Le duel suspens le temps, tout comme le duo durant lequel les amoureux transis ne se quittent pas des yeux. Et l’on remarque que dans un film français situé aux environs de 1900 le duel est l’envers du duo amoureux célébré à travers la danse, souvent d’ailleurs il lui succède. Dans les deux cas le face à face muet marque le point culminant de la rencontre. Les regards à la dérobée des amoureux annoncent la clandestinité du duel.

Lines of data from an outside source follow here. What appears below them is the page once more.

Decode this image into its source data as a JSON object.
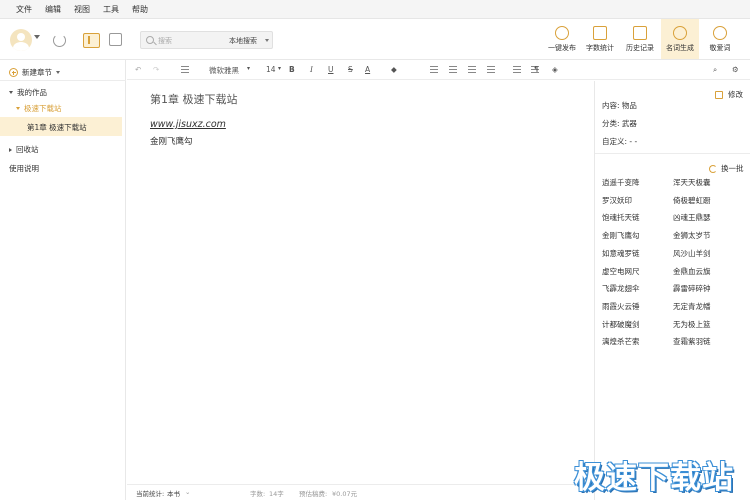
{
  "menu": [
    "文件",
    "编辑",
    "视图",
    "工具",
    "帮助"
  ],
  "search": {
    "placeholder": "搜索",
    "scope": "本地搜索"
  },
  "toolbar_buttons": [
    "一键发布",
    "字数统计",
    "历史记录",
    "名词生成",
    "敬爱词"
  ],
  "sidebar": {
    "new_chapter": "新建章节",
    "my_works": "我的作品",
    "book": "极速下载站",
    "chapter": "第1章 极速下载站",
    "recycle": "回收站",
    "help": "使用说明"
  },
  "editor_toolbar": {
    "font": "微软雅黑",
    "size": "14",
    "bold": "B",
    "italic": "I",
    "underline": "U",
    "strike": "S",
    "color": "A"
  },
  "editor": {
    "title": "第1章 极速下载站",
    "url": "www.jisuxz.com",
    "body": "金刚飞鹰勾"
  },
  "statusbar": {
    "count_label": "当前统计:",
    "count_scope": "本书",
    "words_label": "字数:",
    "words": "14字",
    "income_label": "预估稿费:",
    "income": "¥0.07元"
  },
  "right_panel": {
    "modify": "修改",
    "content_label": "内容:",
    "content_value": "物品",
    "category_label": "分类:",
    "category_value": "武器",
    "custom_label": "自定义:",
    "custom_value": "- -",
    "refresh": "换一批",
    "names_left": [
      "逍遥千变降",
      "罗汉妖印",
      "饱魂托天链",
      "金刚飞鹰勾",
      "如意魂罗链",
      "虚空电网尺",
      "飞霹龙翅伞",
      "雨霞火云锤",
      "计都破魔剑",
      "漓煌杀芒索"
    ],
    "names_right": [
      "浑天天极囊",
      "倚极碧虹蹰",
      "凶魂王鼎瑟",
      "金狮太岁节",
      "风沙山羊剑",
      "金鼎血云旗",
      "霹雷碎碎钟",
      "无定青龙幡",
      "无为极上篮",
      "查霜紫羽链"
    ]
  },
  "watermark": "极速下载站",
  "colors": {
    "accent": "#d9a13a",
    "selected_bg": "#fcf0d4",
    "watermark": "#3b8fd6"
  }
}
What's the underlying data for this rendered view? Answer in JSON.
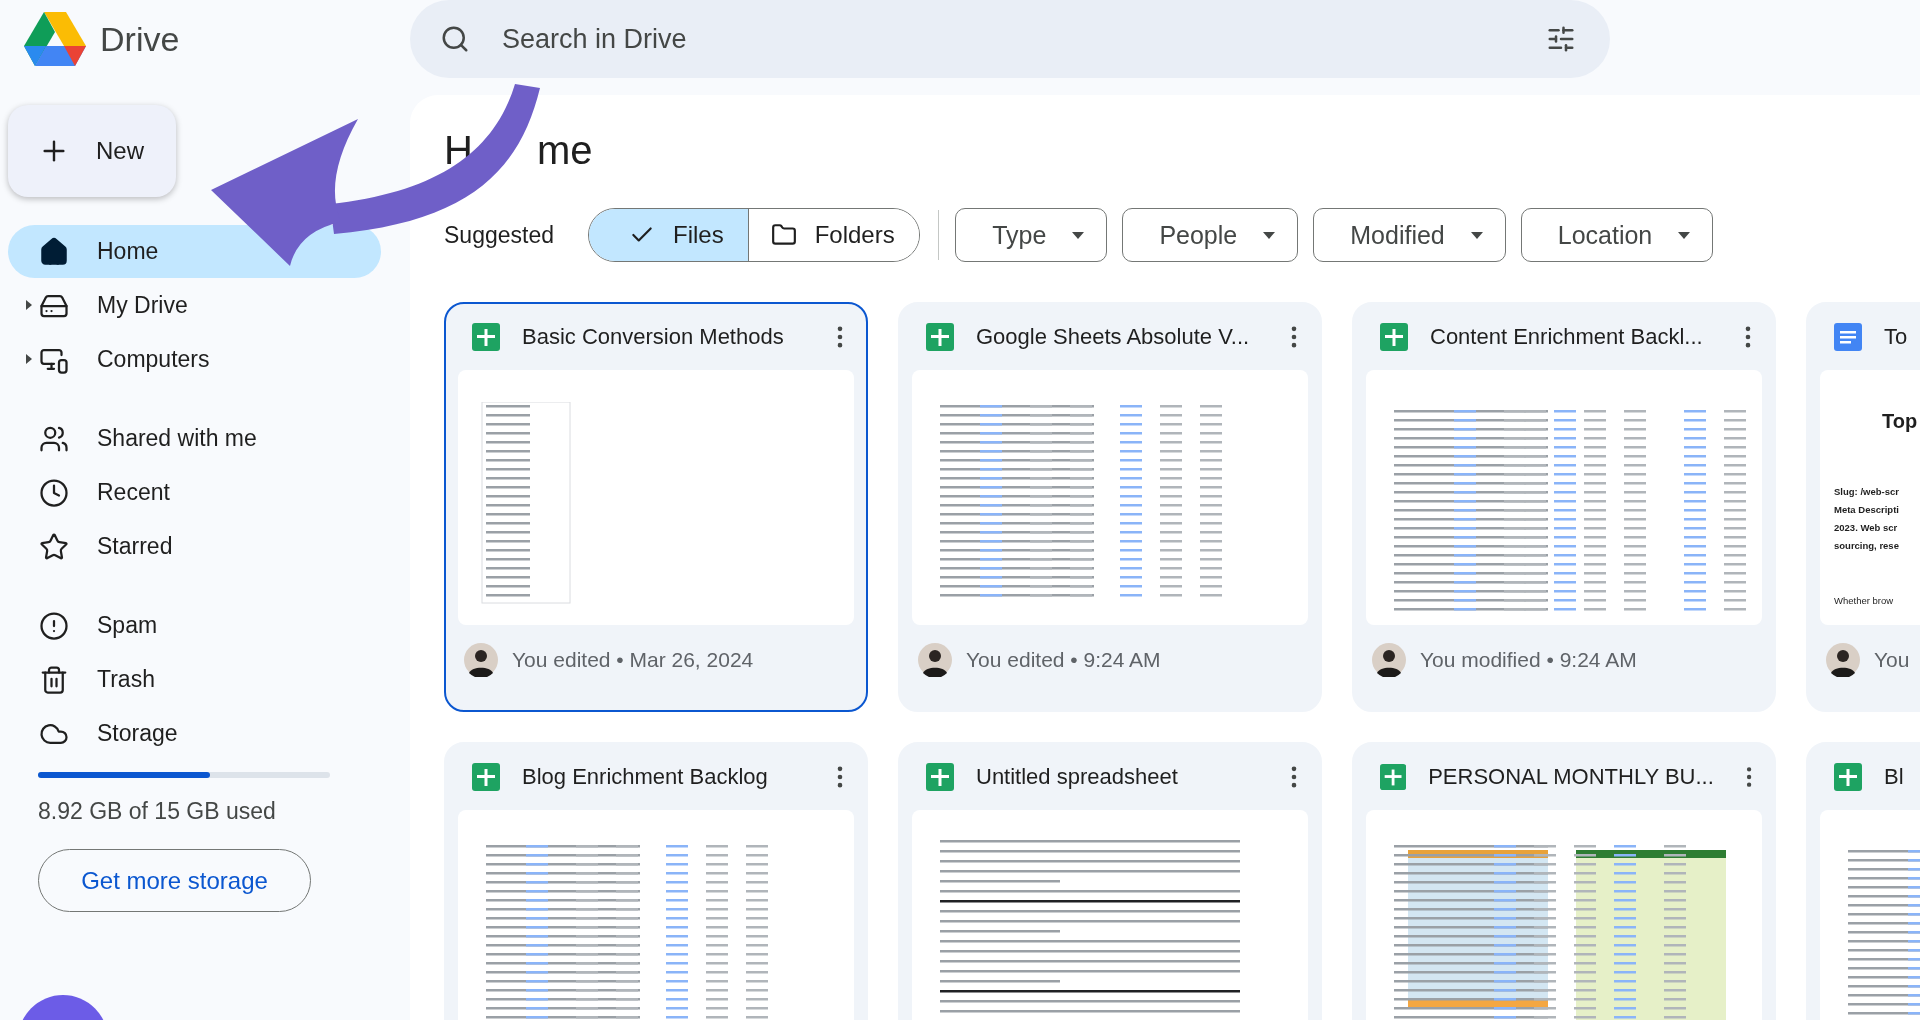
{
  "app": {
    "name": "Drive"
  },
  "search": {
    "placeholder": "Search in Drive"
  },
  "new_button": {
    "label": "New"
  },
  "sidebar": {
    "groups": [
      {
        "items": [
          {
            "kind": "home",
            "label": "Home",
            "selected": true
          },
          {
            "kind": "drive",
            "label": "My Drive",
            "selected": false,
            "expanded": false
          },
          {
            "kind": "computers",
            "label": "Computers",
            "selected": false,
            "expanded": false
          }
        ]
      },
      {
        "items": [
          {
            "kind": "shared",
            "label": "Shared with me",
            "selected": false
          },
          {
            "kind": "recent",
            "label": "Recent",
            "selected": false
          },
          {
            "kind": "starred",
            "label": "Starred",
            "selected": false
          }
        ]
      },
      {
        "items": [
          {
            "kind": "spam",
            "label": "Spam",
            "selected": false
          },
          {
            "kind": "trash",
            "label": "Trash",
            "selected": false
          },
          {
            "kind": "storage",
            "label": "Storage",
            "selected": false
          }
        ]
      }
    ]
  },
  "storage": {
    "level": 0.59,
    "usage": "8.92 GB of 15 GB used",
    "button": "Get more storage"
  },
  "page_title": {
    "parts": [
      "H",
      "me"
    ]
  },
  "filters": {
    "label": "Suggested",
    "toggle": [
      {
        "kind": "files",
        "label": "Files",
        "selected": true
      },
      {
        "kind": "folders",
        "label": "Folders",
        "selected": false
      }
    ],
    "dropdowns": [
      "Type",
      "People",
      "Modified",
      "Location"
    ]
  },
  "files": [
    {
      "kind": "sheet",
      "title": "Basic Conversion Methods",
      "selected": true,
      "preview": {
        "kind": "list"
      },
      "activity": "You edited • Mar 26, 2024"
    },
    {
      "kind": "sheet",
      "title": "Google Sheets Absolute V...",
      "selected": false,
      "preview": {
        "kind": "table"
      },
      "activity": "You edited • 9:24 AM"
    },
    {
      "kind": "sheet",
      "title": "Content Enrichment Backl...",
      "selected": false,
      "preview": {
        "kind": "wide"
      },
      "activity": "You modified • 9:24 AM"
    },
    {
      "kind": "doc",
      "title": "To",
      "selected": false,
      "preview": {
        "kind": "doc",
        "title": "Top",
        "lines": [
          "Slug: /web-scr",
          "Meta Descripti",
          "2023. Web scr",
          "sourcing, rese"
        ],
        "note": "Whether brow"
      },
      "activity": "You"
    },
    {
      "kind": "sheet",
      "title": "Blog Enrichment Backlog",
      "selected": false,
      "preview": {
        "kind": "table"
      }
    },
    {
      "kind": "sheet",
      "title": "Untitled spreadsheet",
      "selected": false,
      "preview": {
        "kind": "text"
      }
    },
    {
      "kind": "sheet",
      "title": "PERSONAL MONTHLY BU...",
      "selected": false,
      "preview": {
        "kind": "budget"
      }
    },
    {
      "kind": "sheet",
      "title": "Bl",
      "selected": false,
      "preview": {
        "kind": "wide"
      }
    }
  ]
}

Dans Casque d’Or (Jacques Becker, 1952) Manda (Serge Reggiani) et Roland-belle-gueule (Robert Sabatier) s’affrontent après que Manda a fait chavirer d’ivresse Marie dans la guinguette. Dans Les grandes manoeuvres le faux duel se déroule après que les deux amis ont courtoisé leurs belles. Dans Madame de… le duel final fait écho aux deux valses durant desquelles Louise et le baron Donati partagent leur unique étreinte en dansant.
Souvent le duel se tient entre chien et loup, dans un lieu clos ou au contraire dans un pré, une clairière, en un lieu qui échappe au contrôle policé. S’entourer de témoins signifie s’en remettre au jugement des amis ou des pairs, c’est-à-dire privilégier les affinités électives plutôt que les liens du sang. Tout dans ce rituel contribue à renforcer la solennité de l’heure de vérité car on dresse un procès-verbal. Dans Casque d’Or Manda et Roland-belle-gueule s’affrontent de nuit dans l’arrière-cour de l’Ange Gabriel selon les règles des “apaches” : un surin est lancé au sol entre les deux prétendants de Marie. Roland-belle-gueule étant un homme de basse étoffe il met la main le premier sur le couteau – arme de traître selon les codes cinématographiques – et devient ainsi l’agresseur que doit désarmer le héros en danger. Manda est un homme de qualité qui ne considère pas son adversaire un ennemi, le mépriser signifierait s’abaisser. Dans Madame de… le général et le baron Donati ont rendez-vous dans un bosquet. Dans Les grandes maneuvres Armand de Laverne et son ami Félix Leroy se retrouvent dans une étendue plane bordée d’arbres. La netteté du paysage et la clarté du ciel annoncent une meilleure fortune pour les duellistes.
Du duel du général et du diplomate italien nous ne voyons dans Madame de… que les préparatifs. Nous n’en verrons pas non plus l’issue. Le statisme du duel au pistolet drape de gravité le contrôle de soi. Le duel d’opérette des grandes manoeuvres tourne en dérision les rodomontades et minimise les incertitudes du coeur. Celui de Casque d’Or héroïse l’homme du peuple qui n’a pour lui que le courage. Les mots lui manquent.
Au fil des siècles la tradition a forgé un lexique connu dans le monde entier car le français demeure la langue internationale dans les compétitions d’escrime. Ce vocabulaire est aussi cher aux esprits romanesques. Quant à eux les hommes politiques savent jeter le gant, croiser le fer, couvrir leur garde, serrer la mesure, esquiver, riposter, user de parti pris, d’une botte secrète, d’une incartade, d’un coup fourré ou du coup de jarnac, rompre sans fuir, donner l’estocade. En 1900 le duel n’est pas tombé en désuétude. Il incarne un rêve français de gentilhomme : mêler les beautés de la langue et celles de l’escrime. En 1950 le duel a disparu mais il n’est de foyer français où l’on ne rêve encore de bel esprit, du panache de Cyrano de Bergerac et des trois mousquetaires.
(1) Remarquons que c’est pendant la décennie qui précède la Révolution française, sans doute en 1780-1781, que La Boëssière invente le masque qui couvre dorénavant le visage de l’escrimeur.